If you or someone you know needs help you can call Lifeline on 131 114 or Beyondblue 1300 224 636.

6. More than 12,000 people evacuation after wildfires tear through the south of France.


Backed by planes dropping water and fire retardant, more than 1,000 firefighters battled wildfires that billowed smoke into the sky over France’s southern Cote d’Azur coast and forced the evacuation of 12,000 people.

Large swaths of Mediterranean forest have been left bare and blackened after three days of fires, AAP reports.

About 250 trailer homes, a hangar, an atelier and several vehicles were burned in the blazes but no one so far has been injured, according to the prefect of the Var region.

Residents and tourists were evacuated early Wednesday after a ferocious fire whipped by strong Mistral winds spread from La Londe-Les-Maures to around the picturesque hilltop town of Bormes-Les-Mimosas.

About 60 people were evacuated by boat from nearby Cap Benat.

Prime Minister Edouard Philippe was travelling to Bormes on Wednesday night to fly over the devastated region and meet with firefighters and evacuees staying in gyms and other public spaces, while dozens spent Tuesday night on the nearby La Lavandou beach.

Further south of the French mainland, flames ate through 2,000 hectares (4,950 acres) of forest on the northern end of the French Mediterranean island of Corsica, in what was the largest blaze in France.

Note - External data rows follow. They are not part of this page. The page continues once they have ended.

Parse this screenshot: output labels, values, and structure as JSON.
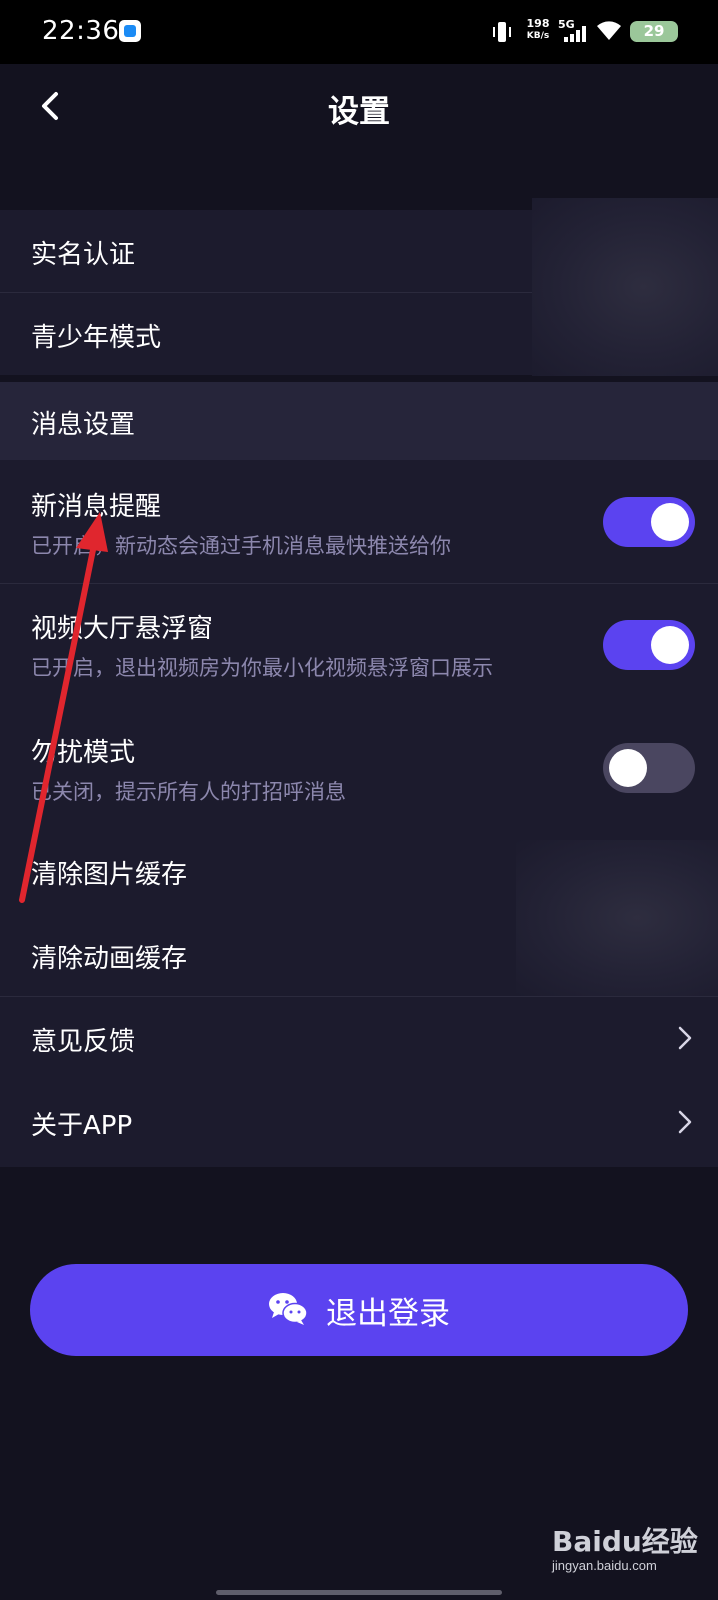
{
  "status_bar": {
    "time": "22:36",
    "net_speed_value": "198",
    "net_speed_unit": "KB/s",
    "network_type": "5G",
    "battery": "29"
  },
  "header": {
    "title": "设置"
  },
  "sections": {
    "real_name": "实名认证",
    "teen_mode": "青少年模式",
    "message_settings_header": "消息设置",
    "new_message": {
      "label": "新消息提醒",
      "description": "已开启，新动态会通过手机消息最快推送给你",
      "toggle": "on"
    },
    "video_float": {
      "label": "视频大厅悬浮窗",
      "description": "已开启，退出视频房为你最小化视频悬浮窗口展示",
      "toggle": "on"
    },
    "dnd": {
      "label": "勿扰模式",
      "description": "已关闭，提示所有人的打招呼消息",
      "toggle": "off"
    },
    "clear_image_cache": "清除图片缓存",
    "clear_animation_cache": "清除动画缓存",
    "feedback": "意见反馈",
    "about": "关于APP"
  },
  "logout": {
    "label": "退出登录",
    "icon": "wechat-icon"
  },
  "watermark": {
    "brand": "Baidu经验",
    "url": "jingyan.baidu.com"
  },
  "colors": {
    "background": "#13121f",
    "row_background": "#1c1b2d",
    "accent": "#5b43f0",
    "subtext": "#8c87ad",
    "annotation_arrow": "#e0262e"
  }
}
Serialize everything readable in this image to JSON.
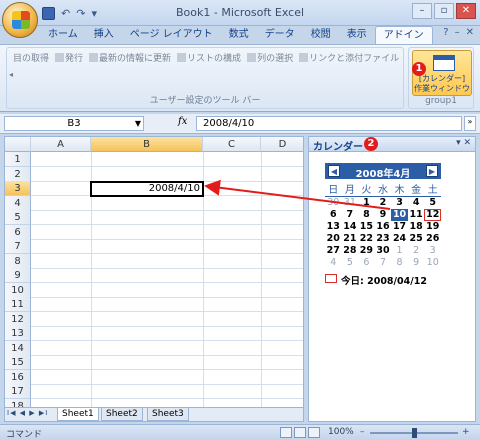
{
  "window": {
    "title": "Book1 - Microsoft Excel",
    "min": "–",
    "max": "▫",
    "close": "✕"
  },
  "qat": {
    "undo": "↶",
    "redo": "↷",
    "more": "▾"
  },
  "tabs": [
    "ホーム",
    "挿入",
    "ページ レイアウト",
    "数式",
    "データ",
    "校閲",
    "表示",
    "アドイン"
  ],
  "help": {
    "question": "?",
    "min": "–",
    "close": "✕"
  },
  "ribbon": {
    "items": [
      "目の取得",
      "発行",
      "最新の情報に更新",
      "リストの構成",
      "列の選択",
      "リンクと添付ファイル"
    ],
    "group_label": "ユーザー設定のツール バー",
    "calendar_button": "[カレンダー]\n作業ウィンドウ",
    "calendar_line1": "[カレンダー]",
    "calendar_line2": "作業ウィンドウ",
    "group1_label": "group1",
    "badge1": "❶"
  },
  "formula_bar": {
    "namebox": "B3",
    "fx": "fx",
    "value": "2008/4/10"
  },
  "sheet": {
    "columns": [
      "A",
      "B",
      "C",
      "D"
    ],
    "rows": [
      "1",
      "2",
      "3",
      "4",
      "5",
      "6",
      "7",
      "8",
      "9",
      "10",
      "11",
      "12",
      "13",
      "14",
      "15",
      "16",
      "17",
      "18"
    ],
    "active_cell": "B3",
    "b3_value": "2008/4/10"
  },
  "sheet_tabs": {
    "nav": "I◀ ◀ ▶ ▶I",
    "tabs": [
      "Sheet1",
      "Sheet2",
      "Sheet3"
    ]
  },
  "status": {
    "mode": "コマンド",
    "zoom": "100%",
    "minus": "–",
    "plus": "+"
  },
  "pane": {
    "title": "カレンダー",
    "badge2": "❷",
    "controls": "▾ ✕",
    "month": "2008年4月",
    "prev": "◀",
    "next": "▶",
    "dow": [
      "日",
      "月",
      "火",
      "水",
      "木",
      "金",
      "土"
    ],
    "days": [
      "30",
      "31",
      "1",
      "2",
      "3",
      "4",
      "5",
      "6",
      "7",
      "8",
      "9",
      "10",
      "11",
      "12",
      "13",
      "14",
      "15",
      "16",
      "17",
      "18",
      "19",
      "20",
      "21",
      "22",
      "23",
      "24",
      "25",
      "26",
      "27",
      "28",
      "29",
      "30",
      "1",
      "2",
      "3",
      "4",
      "5",
      "6",
      "7",
      "8",
      "9",
      "10"
    ],
    "today": "今日: 2008/04/12"
  },
  "colors": {
    "accent": "#2c5ea8",
    "arrow": "#e31b1b"
  }
}
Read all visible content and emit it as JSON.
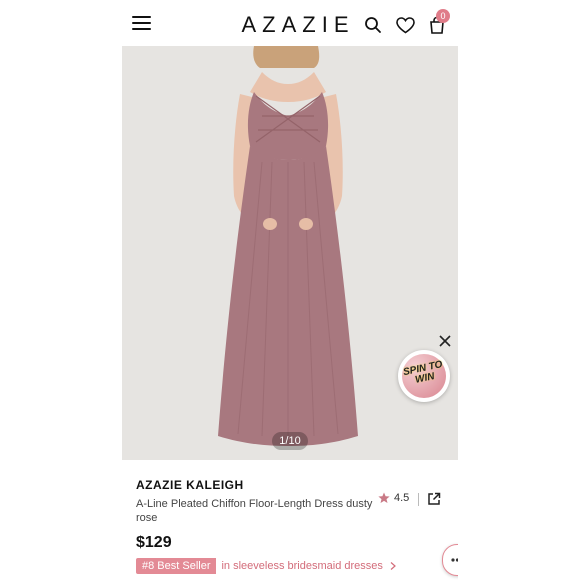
{
  "header": {
    "brand": "AZAZIE",
    "cart_count": "0"
  },
  "icons": {
    "menu": "hamburger-menu-icon",
    "search": "search-icon",
    "wishlist": "heart-icon",
    "cart": "shopping-bag-icon",
    "close": "close-icon",
    "rating_star": "star-icon",
    "share": "share-icon",
    "chevron": "chevron-right-icon",
    "chat": "chat-icon"
  },
  "gallery": {
    "pager": "1/10",
    "dress_color": "#a8787f"
  },
  "promo": {
    "spin_label": "SPIN TO WIN"
  },
  "product": {
    "name": "AZAZIE KALEIGH",
    "description": "A-Line Pleated Chiffon Floor-Length Dress dusty rose",
    "rating": "4.5",
    "price": "$129",
    "best_seller_badge": "#8 Best Seller",
    "best_seller_category": "in sleeveless bridesmaid dresses"
  },
  "colors": {
    "accent": "#e38a95",
    "accent_text": "#d36c7a"
  }
}
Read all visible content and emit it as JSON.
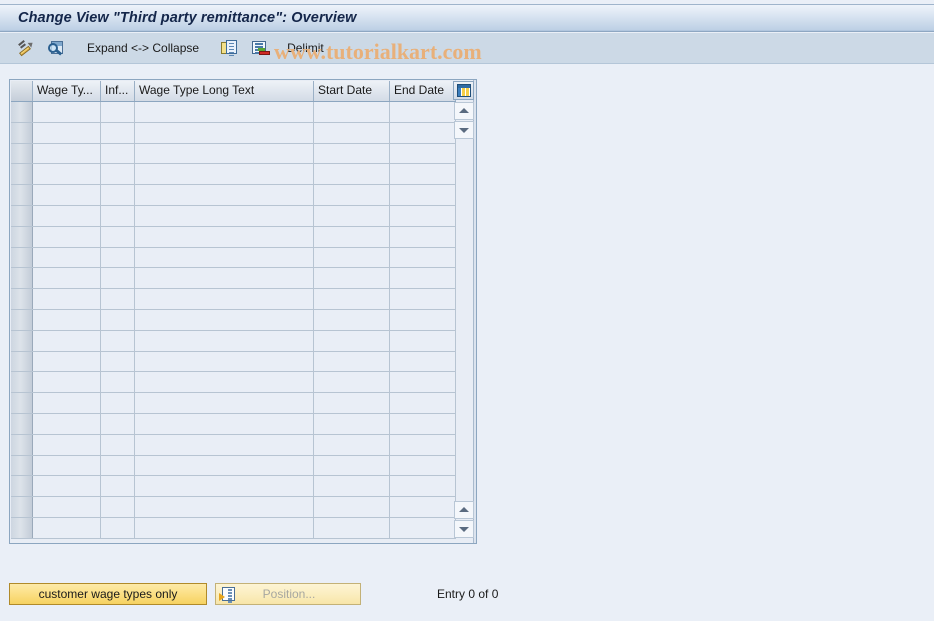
{
  "window": {
    "title": "Change View \"Third party remittance\": Overview"
  },
  "watermark": {
    "text": "www.tutorialkart.com",
    "color": "#e8b07a"
  },
  "toolbar": {
    "items": [
      {
        "id": "display-change",
        "icon": "pencil-icon",
        "label": ""
      },
      {
        "id": "details",
        "icon": "magnifier-document-icon",
        "label": ""
      },
      {
        "id": "expand-collapse",
        "icon": "",
        "label": "Expand <-> Collapse"
      },
      {
        "id": "copy-as",
        "icon": "copy-icon",
        "label": ""
      },
      {
        "id": "delimit-row",
        "icon": "delimit-icon",
        "label": ""
      },
      {
        "id": "delimit",
        "icon": "",
        "label": "Delimit"
      }
    ]
  },
  "table": {
    "settings_icon": "table-settings-icon",
    "columns": [
      {
        "key": "select",
        "label": ""
      },
      {
        "key": "wagetype",
        "label": "Wage Ty..."
      },
      {
        "key": "infotype",
        "label": "Inf..."
      },
      {
        "key": "longtext",
        "label": "Wage Type Long Text"
      },
      {
        "key": "startdate",
        "label": "Start Date"
      },
      {
        "key": "enddate",
        "label": "End Date"
      }
    ],
    "rows": [],
    "empty_row_count": 21,
    "scroll": {
      "top_up": "scroll-up-icon",
      "top_down": "scroll-down-icon",
      "bottom_up": "scroll-up-icon",
      "bottom_down": "scroll-down-icon"
    }
  },
  "footer": {
    "customer_wage_types_label": "customer wage types only",
    "position_label": "Position...",
    "position_icon": "position-icon",
    "position_enabled": false,
    "entry_status": "Entry 0 of 0"
  },
  "colors": {
    "page_background": "#eaeff7",
    "toolbar_background": "#ccd9e6",
    "title_text": "#14264a",
    "accent_yellow": "#f6d261",
    "grid_cell": "#e9eef6"
  }
}
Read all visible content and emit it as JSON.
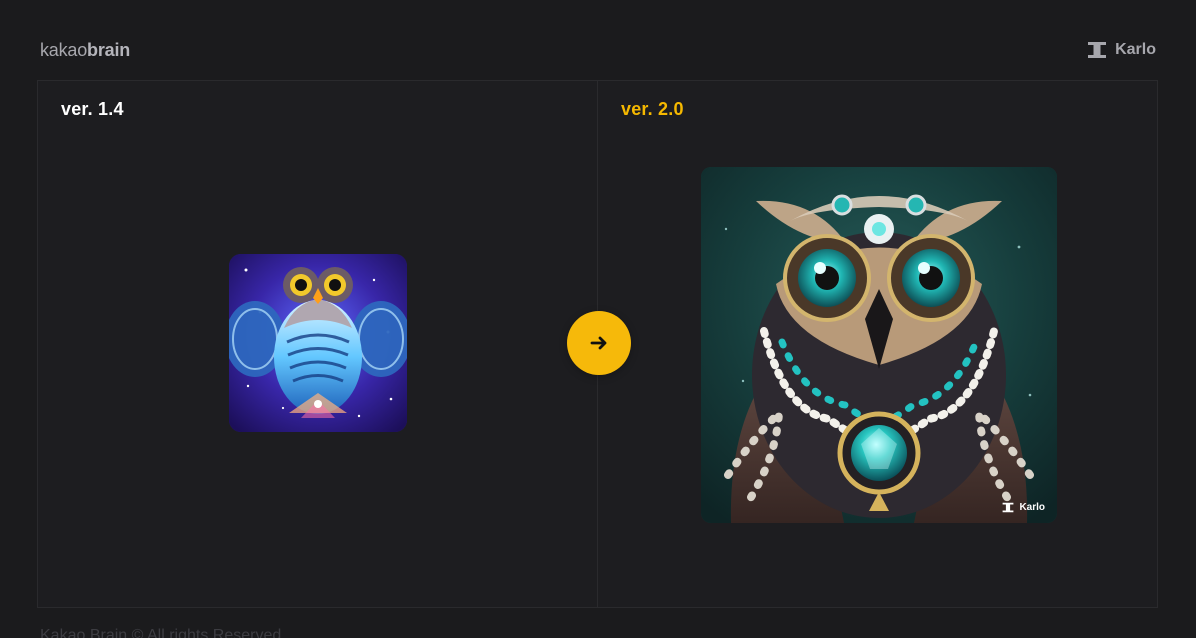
{
  "brand": {
    "name_light": "kakao",
    "name_bold": "brain"
  },
  "product": {
    "name": "Karlo",
    "icon": "karlo-logo-icon"
  },
  "comparison": {
    "old_version_label": "ver. 1.4",
    "new_version_label": "ver. 2.0",
    "arrow_icon": "arrow-right-icon",
    "watermark": "Karlo"
  },
  "footer": {
    "copyright": "Kakao Brain © All rights Reserved"
  },
  "colors": {
    "background": "#1b1b1d",
    "accent": "#f6b90a",
    "new_version_label": "#f5b800"
  }
}
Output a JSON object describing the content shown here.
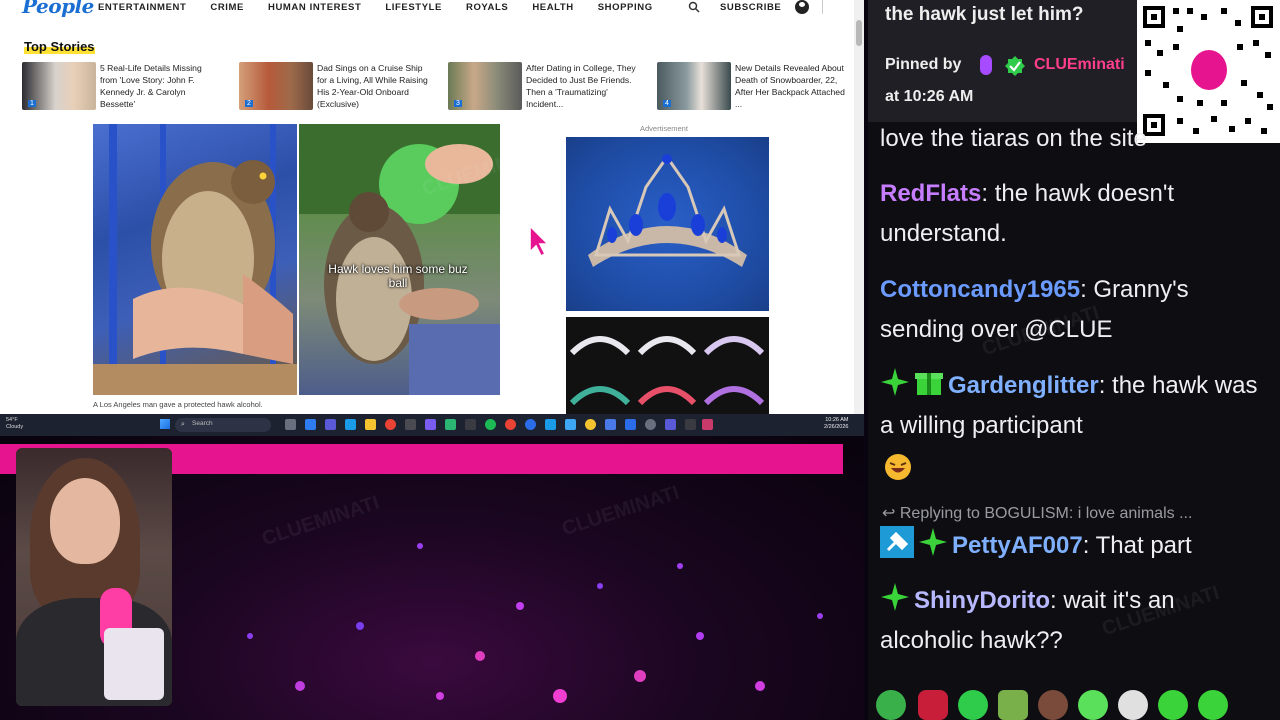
{
  "site": {
    "logo": "People",
    "nav": [
      "ENTERTAINMENT",
      "CRIME",
      "HUMAN INTEREST",
      "LIFESTYLE",
      "ROYALS",
      "HEALTH",
      "SHOPPING"
    ],
    "subscribe": "SUBSCRIBE"
  },
  "top_stories": {
    "label": "Top Stories",
    "items": [
      {
        "num": "1",
        "title": "5 Real-Life Details Missing from 'Love Story: John F. Kennedy Jr. & Carolyn Bessette'"
      },
      {
        "num": "2",
        "title": "Dad Sings on a Cruise Ship for a Living, All While Raising His 2-Year-Old Onboard (Exclusive)"
      },
      {
        "num": "3",
        "title": "After Dating in College, They Decided to Just Be Friends. Then a 'Traumatizing' Incident..."
      },
      {
        "num": "4",
        "title": "New Details Revealed About Death of Snowboarder, 22, After Her Backpack Attached ..."
      }
    ]
  },
  "article": {
    "overlay_text": "Hawk loves him some buz ball",
    "photo_caption": "A Los Angeles man gave a protected hawk alcohol.",
    "ad_label": "Advertisement"
  },
  "taskbar": {
    "weather_temp": "54°F",
    "weather_desc": "Cloudy",
    "search_label": "Search",
    "time": "10:26 AM",
    "date": "2/26/2026"
  },
  "chat": {
    "pinned_text": "the hawk just let him?",
    "pinned_by_label": "Pinned by",
    "pinned_user": "CLUEminati",
    "pinned_time": "at 10:26 AM",
    "messages": [
      {
        "user": "",
        "text": "love the tiaras on the site",
        "color": "#efeff1"
      },
      {
        "user": "RedFlats",
        "text": ": the hawk doesn't understand.",
        "color": "#c77dff"
      },
      {
        "user": "Cottoncandy1965",
        "text": ": Granny's sending over @CLUE",
        "color": "#6b9bff"
      },
      {
        "user": "Gardenglitter",
        "text": ": the hawk was a willing participant",
        "color": "#7fb0ff"
      },
      {
        "user": "PettyAF007",
        "text": ": That part",
        "color": "#7fb0ff"
      },
      {
        "user": "ShinyDorito",
        "text": ": wait it's an alcoholic hawk??",
        "color": "#b8b8ff"
      }
    ],
    "reply_context": "Replying to BOGULISM: i love animals ..."
  },
  "watermark_text": "CLUEMINATI",
  "colors": {
    "brand_pink": "#e6158f",
    "people_blue": "#1b6fd3",
    "highlight_yellow": "#ffe135"
  }
}
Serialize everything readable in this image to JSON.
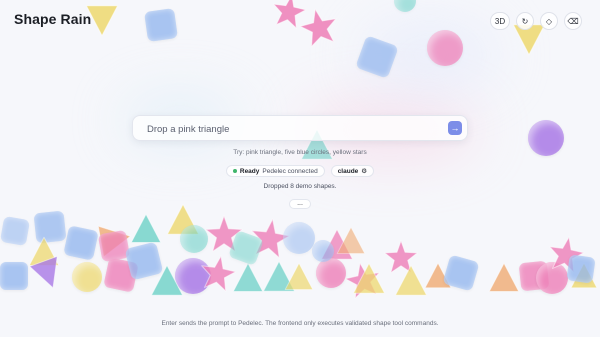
{
  "app": {
    "title": "Shape Rain"
  },
  "toolbar": {
    "mode_3d_label": "3D",
    "refresh_icon": "refresh-icon",
    "shape_icon": "diamond-icon",
    "clear_icon": "backspace-icon"
  },
  "prompt": {
    "value": "",
    "placeholder": "Drop a pink triangle",
    "send_icon": "arrow-right-icon"
  },
  "hint": "Try: pink triangle, five blue circles, yellow stars",
  "status": {
    "state": "Ready",
    "connection": "Pedelec connected",
    "model": "claude",
    "state_color": "#3fb56b"
  },
  "message": "Dropped 8 demo shapes.",
  "more_label": "...",
  "footer": "Enter sends the prompt to Pedelec. The frontend only executes validated shape tool commands.",
  "colors": {
    "pink": "#ee7fb8",
    "blue": "#8fb4ee",
    "purple": "#a979e6",
    "yellow": "#eed96f",
    "teal": "#64cfc4",
    "orange": "#f0ac74",
    "accent": "#7c8de8"
  }
}
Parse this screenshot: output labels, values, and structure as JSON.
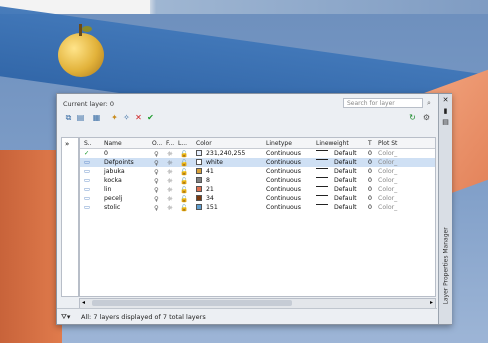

Fires were also blazing across parts of bone-dry Portugal and Italy.

As thick black smoke billowed above the crests of hills, Col. Eric Martin of the Var firefighting unit told BFM-TV that French crews were trying to contain the flames that had run through 1,300 hectares around Bormes. Four planes and a fire-fighting aircraft dropped water and retardants on the blazes.

The airport in Toulon, a city 30 kilometres from La Londe, was briefly closed on Wednesday, as well the Fort de Bregancon, which sits on a rock off the coast of Bormes.

The wildfires began raging along France’s Mediterranean coast on Monday, forcing smaller, scattered evacuations as flames reached a corner of Saint-Tropez.

Further east, another 400 firefighters were battling a blaze in Artigues that burned up to 1,700 hectares of forest.

France asked the European Union for more firefighting planes and Italy provided one on Tuesday.